Zamyatin, Yevgeny. We. (1993).translated and with an introduction by Clarence Brown. NY: Penguin Books.
Reviewed by John J. Miller in WSJ on 26 July 2006.
Authors sometimes gripe about the long wait between the completion of a book and its publication. Perhaps the sad case of the Russian writer Yevgeny Zamyatin will help them put things in perspective: He finished his novel "We" in 1921, but it didn't appear in print in his native land until 1988.
The problem wasn't that Zamyatin and his manuscript were obscure or unknown. Rather, it was that they offended communist censors, who correctly understood "We" to be a savage critique of the totalitarianism that was starting to take shape in the years following the Russian Revolution.

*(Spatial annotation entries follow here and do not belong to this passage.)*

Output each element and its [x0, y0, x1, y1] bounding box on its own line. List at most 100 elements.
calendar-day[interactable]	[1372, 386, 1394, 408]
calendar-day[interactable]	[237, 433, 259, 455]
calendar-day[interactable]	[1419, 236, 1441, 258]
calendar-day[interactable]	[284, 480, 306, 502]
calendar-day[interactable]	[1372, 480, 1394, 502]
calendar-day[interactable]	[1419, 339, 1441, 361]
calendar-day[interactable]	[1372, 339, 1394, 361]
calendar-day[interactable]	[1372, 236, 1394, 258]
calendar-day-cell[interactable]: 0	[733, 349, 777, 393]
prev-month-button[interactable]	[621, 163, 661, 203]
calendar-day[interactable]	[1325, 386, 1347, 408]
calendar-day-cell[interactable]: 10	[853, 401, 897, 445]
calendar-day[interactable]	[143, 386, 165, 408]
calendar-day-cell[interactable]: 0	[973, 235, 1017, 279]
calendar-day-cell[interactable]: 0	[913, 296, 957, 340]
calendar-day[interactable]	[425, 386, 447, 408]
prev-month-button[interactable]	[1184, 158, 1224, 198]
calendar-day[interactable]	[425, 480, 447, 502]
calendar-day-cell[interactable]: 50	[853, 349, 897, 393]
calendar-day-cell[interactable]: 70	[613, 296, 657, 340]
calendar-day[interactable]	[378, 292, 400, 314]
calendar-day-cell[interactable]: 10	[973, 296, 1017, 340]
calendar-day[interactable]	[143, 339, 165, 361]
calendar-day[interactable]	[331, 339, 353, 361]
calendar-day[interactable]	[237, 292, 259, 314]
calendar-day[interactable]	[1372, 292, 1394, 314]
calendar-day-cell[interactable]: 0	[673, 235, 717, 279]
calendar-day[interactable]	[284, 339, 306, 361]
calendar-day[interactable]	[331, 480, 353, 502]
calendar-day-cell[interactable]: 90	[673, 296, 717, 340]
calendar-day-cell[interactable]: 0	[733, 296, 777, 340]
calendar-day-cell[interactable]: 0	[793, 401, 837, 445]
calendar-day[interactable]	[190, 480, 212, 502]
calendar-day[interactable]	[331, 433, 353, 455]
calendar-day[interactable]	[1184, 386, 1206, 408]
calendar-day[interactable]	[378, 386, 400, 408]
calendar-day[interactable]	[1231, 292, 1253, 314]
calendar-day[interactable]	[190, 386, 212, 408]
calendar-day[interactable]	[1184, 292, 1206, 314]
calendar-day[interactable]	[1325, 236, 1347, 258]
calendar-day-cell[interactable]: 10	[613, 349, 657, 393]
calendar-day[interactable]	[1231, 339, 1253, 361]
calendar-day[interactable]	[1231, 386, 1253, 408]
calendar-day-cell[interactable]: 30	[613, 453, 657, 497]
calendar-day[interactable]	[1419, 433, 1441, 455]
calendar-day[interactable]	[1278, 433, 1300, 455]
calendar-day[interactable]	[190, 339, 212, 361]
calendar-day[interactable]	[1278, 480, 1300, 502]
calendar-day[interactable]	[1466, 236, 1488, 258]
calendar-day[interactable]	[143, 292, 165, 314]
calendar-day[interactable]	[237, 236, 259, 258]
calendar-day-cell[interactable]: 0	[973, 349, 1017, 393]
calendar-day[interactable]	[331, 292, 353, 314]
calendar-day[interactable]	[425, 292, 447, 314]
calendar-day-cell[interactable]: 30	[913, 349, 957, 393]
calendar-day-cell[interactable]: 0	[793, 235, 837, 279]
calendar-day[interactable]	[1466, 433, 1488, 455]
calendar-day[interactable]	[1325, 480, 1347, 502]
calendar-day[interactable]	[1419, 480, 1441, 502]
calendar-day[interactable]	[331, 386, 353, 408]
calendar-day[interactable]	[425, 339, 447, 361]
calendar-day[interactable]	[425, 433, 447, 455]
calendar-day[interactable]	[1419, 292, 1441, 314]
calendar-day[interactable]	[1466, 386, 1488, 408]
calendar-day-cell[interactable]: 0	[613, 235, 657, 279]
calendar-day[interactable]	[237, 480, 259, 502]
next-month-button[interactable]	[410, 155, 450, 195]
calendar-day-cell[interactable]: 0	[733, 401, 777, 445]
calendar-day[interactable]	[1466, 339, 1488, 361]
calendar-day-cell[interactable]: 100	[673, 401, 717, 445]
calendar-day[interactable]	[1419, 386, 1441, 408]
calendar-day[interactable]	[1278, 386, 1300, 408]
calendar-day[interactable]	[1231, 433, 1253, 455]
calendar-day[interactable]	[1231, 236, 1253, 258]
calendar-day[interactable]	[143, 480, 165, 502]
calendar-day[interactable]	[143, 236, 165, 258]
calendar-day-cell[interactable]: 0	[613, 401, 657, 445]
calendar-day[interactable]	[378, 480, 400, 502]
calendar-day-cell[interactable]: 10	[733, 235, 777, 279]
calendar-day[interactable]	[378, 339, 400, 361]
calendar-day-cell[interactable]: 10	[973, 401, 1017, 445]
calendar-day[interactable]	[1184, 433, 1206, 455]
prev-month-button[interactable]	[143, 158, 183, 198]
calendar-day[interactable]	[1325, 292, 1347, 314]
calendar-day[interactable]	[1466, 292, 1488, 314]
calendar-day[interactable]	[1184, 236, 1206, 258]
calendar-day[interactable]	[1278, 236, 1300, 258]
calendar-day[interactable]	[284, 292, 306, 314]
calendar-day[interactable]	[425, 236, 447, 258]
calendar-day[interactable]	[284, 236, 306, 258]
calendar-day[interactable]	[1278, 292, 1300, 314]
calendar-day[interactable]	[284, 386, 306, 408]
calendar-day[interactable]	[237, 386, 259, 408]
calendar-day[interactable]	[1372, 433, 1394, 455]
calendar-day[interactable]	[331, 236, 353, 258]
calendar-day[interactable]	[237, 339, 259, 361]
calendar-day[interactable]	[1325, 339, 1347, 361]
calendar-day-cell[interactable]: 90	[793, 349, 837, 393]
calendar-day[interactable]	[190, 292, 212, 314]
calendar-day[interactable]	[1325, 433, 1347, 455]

While there is no denying the horrors and evil perpetrated by Lenin, Stalin and their heirs, it is worth pointing out that the reviewer, John J. Miller, writes for the National Review, William F. Buckley's media outlet. A look at Miller's bio is telling; this is from the NR's website's bio of him: John J. Miller is National Review magazine’s National Political Reporter, based in Washington, D.C.
Miller is the author of three books: A Gift of Freedom: How the John M. Olin Foundation Changed America, Our Oldest Enemy: A History of America’s Disastrous Relationship with France (co-authored by Mark Molesky), and The Unmaking of Americans: How Multiculturalism Has Undermined the Assimilation Ethic.
Just for the sake of full disclosure.